New targets set within the report for 2014 – 2015 include:

  • maintaining or further reducing transport and travel emissions at 2013 – 2014 levels;
  • reducing greenhouse gas emissions from its buildings by 5% compared to 2013 – 2014 levels;
  • maintaining levels of recycling or re-use above 65%.

James Curran, Chief Executive, of SEPA, said:

As Scotland’s environmental regulator, acting sustainably is at the heart of our business. We take our responsibilities to maintain our environmental performance and set a good example to members of the public and businesses throughout the country very seriously.

“This year our travel and transport emissions reduced by 10% compared to last year and this continues a sustained downward trend. We can also be proud that we have exceeded our target to recycle waste and have made great strides forward in biodiversity management and procurement.

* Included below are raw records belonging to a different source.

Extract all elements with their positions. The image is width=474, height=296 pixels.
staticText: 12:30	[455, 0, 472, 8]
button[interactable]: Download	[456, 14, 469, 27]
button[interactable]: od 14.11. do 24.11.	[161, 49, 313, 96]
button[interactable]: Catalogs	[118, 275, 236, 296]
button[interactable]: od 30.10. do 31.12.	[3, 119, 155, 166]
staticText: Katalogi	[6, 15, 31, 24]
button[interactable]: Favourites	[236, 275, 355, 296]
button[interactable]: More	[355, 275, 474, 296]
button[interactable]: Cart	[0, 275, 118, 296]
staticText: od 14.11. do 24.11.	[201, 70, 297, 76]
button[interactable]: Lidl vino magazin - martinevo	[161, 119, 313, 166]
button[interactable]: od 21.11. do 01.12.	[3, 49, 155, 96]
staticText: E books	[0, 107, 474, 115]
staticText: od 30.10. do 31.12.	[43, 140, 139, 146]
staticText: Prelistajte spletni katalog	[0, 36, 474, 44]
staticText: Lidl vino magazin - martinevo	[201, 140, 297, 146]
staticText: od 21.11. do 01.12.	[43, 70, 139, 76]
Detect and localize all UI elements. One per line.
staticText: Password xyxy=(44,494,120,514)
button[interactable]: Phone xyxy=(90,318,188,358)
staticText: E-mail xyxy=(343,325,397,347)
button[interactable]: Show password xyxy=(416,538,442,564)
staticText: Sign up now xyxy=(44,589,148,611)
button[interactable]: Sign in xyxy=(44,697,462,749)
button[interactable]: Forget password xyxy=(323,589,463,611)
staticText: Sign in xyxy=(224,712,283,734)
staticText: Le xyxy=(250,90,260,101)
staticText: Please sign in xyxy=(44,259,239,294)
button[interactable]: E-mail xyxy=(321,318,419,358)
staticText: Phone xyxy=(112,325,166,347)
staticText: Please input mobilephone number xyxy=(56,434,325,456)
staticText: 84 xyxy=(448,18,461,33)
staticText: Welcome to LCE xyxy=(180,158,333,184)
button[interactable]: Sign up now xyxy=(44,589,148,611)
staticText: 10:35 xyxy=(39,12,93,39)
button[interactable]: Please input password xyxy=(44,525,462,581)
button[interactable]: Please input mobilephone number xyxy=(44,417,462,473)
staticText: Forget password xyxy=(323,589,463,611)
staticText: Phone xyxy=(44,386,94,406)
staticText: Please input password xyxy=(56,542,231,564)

“However I admit that I’m frustrated by reporting a 2.75% rise in our overall carbon emissions.  While this was an expected increase as a result of the biggest ever change in our estate, we also understand that we should be at the forefront of current thinking on reducing carbon emissions.  As a result we are in the process of modifying our buildings to be fewer, smaller, more energy-efficient and electrically heated.

“We believe that the most sustainable long term strategy is to heat our buildings by electricity, using power drawn from a Scottish grid that is substantially provided by renewable sources.  Scotland is well on the way to greening its grid, however we have to use a UK grid conversion factor for our reporting. 

“This year, therefore, we have for the first time made our own estimate of SEPA’s emissions using a carbon conversion factor for a Scottish, rather than UK, electricity grid to better reflect our real-world impacts. I’m pleased to report that our estimate of our overall emissions using this approach shows a 32% reduction against our 2006 – 2007 baseline.

“We will investigate ways to address this anomaly in the coming year, and will continue to report publicly and transparently on our progress as we work towards our objectives.”

To read further commentary from James Curran on the Sustainable SEPA report please click here.


Notes to editors

SEPA’s annual sustainability report is audited by an independent third party and incorporates a verification statement to that effect. The report also includes a summary of SEPA’s activities in respect of the duties upon it under the Climate Change (Scotland) Act 2009.